I found two sharp curved infractions interesting, one is “STOP-SIGNED HIGHWAY RUSH-HOUR”, there are two peak infraction hours around 8am and 4pm during the weekdays, the weekend is very quiet. It makes sense as it labels as “RUSH-HOUR”. Another is ‘PARK-LONGER THAN 3 HOURS’, this is the only infractions happened more during the early hours around 4am, this applies to weekends as well as weekdays.

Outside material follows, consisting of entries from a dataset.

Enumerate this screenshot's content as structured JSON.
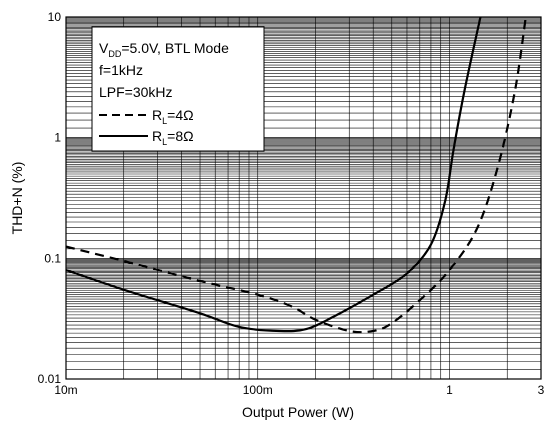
{
  "chart_data": {
    "type": "line",
    "xlabel": "Output Power (W)",
    "ylabel": "THD+N (%)",
    "xscale": "log",
    "yscale": "log",
    "xlim": [
      0.01,
      3
    ],
    "ylim": [
      0.01,
      10
    ],
    "grid": true,
    "x_tick_labels": [
      "10m",
      "100m",
      "1",
      "3"
    ],
    "y_tick_labels": [
      "0.01",
      "0.1",
      "1",
      "10"
    ],
    "legend": {
      "placement": "top-left",
      "conditions": [
        {
          "main": "V",
          "sub": "DD",
          "rest": "=5.0V, BTL Mode"
        },
        {
          "main": "f=1kHz",
          "sub": "",
          "rest": ""
        },
        {
          "main": "LPF=30kHz",
          "sub": "",
          "rest": ""
        }
      ]
    },
    "series": [
      {
        "label_main": "R",
        "label_sub": "L",
        "label_rest": "=4Ω",
        "line_style": "dashed",
        "points": [
          [
            0.01,
            0.125
          ],
          [
            0.02,
            0.095
          ],
          [
            0.05,
            0.065
          ],
          [
            0.1,
            0.05
          ],
          [
            0.15,
            0.04
          ],
          [
            0.2,
            0.031
          ],
          [
            0.3,
            0.025
          ],
          [
            0.4,
            0.025
          ],
          [
            0.5,
            0.029
          ],
          [
            0.7,
            0.045
          ],
          [
            1.0,
            0.08
          ],
          [
            1.4,
            0.18
          ],
          [
            1.8,
            0.6
          ],
          [
            2.2,
            2.5
          ],
          [
            2.5,
            10
          ]
        ]
      },
      {
        "label_main": "R",
        "label_sub": "L",
        "label_rest": "=8Ω",
        "line_style": "solid",
        "points": [
          [
            0.01,
            0.08
          ],
          [
            0.02,
            0.055
          ],
          [
            0.05,
            0.035
          ],
          [
            0.08,
            0.027
          ],
          [
            0.13,
            0.025
          ],
          [
            0.18,
            0.026
          ],
          [
            0.25,
            0.033
          ],
          [
            0.4,
            0.05
          ],
          [
            0.6,
            0.075
          ],
          [
            0.8,
            0.13
          ],
          [
            0.95,
            0.3
          ],
          [
            1.05,
            0.8
          ],
          [
            1.2,
            2.5
          ],
          [
            1.45,
            10
          ]
        ]
      }
    ]
  }
}
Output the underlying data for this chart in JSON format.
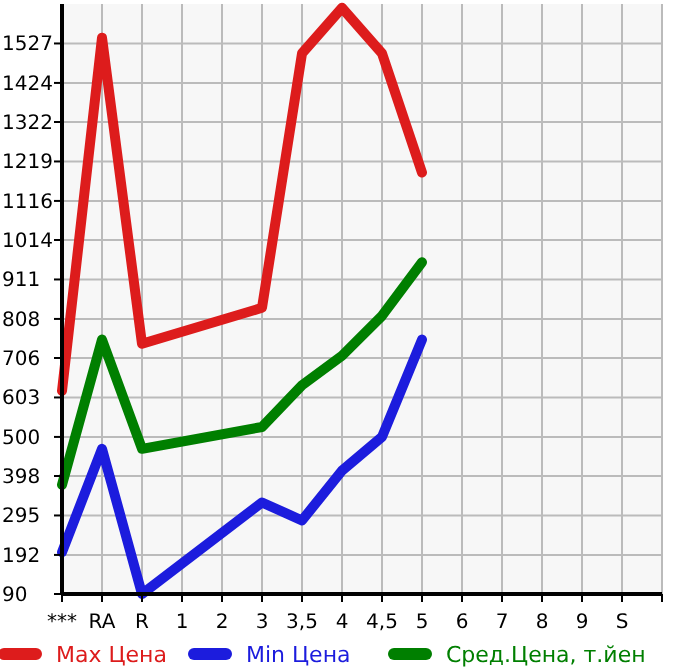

It seems to me that residents live in an appartment building without a garage will be ticketed for overnight parking on their street if their street has no on-street permits. That’s why most of the infractions happened in the early hours of the day.

The above analysis doesn’t represent all the problems and areas since not every illegally parked car will be reported. It does give a general idea and might start a conversation on how and where the City of Toronto should intervene.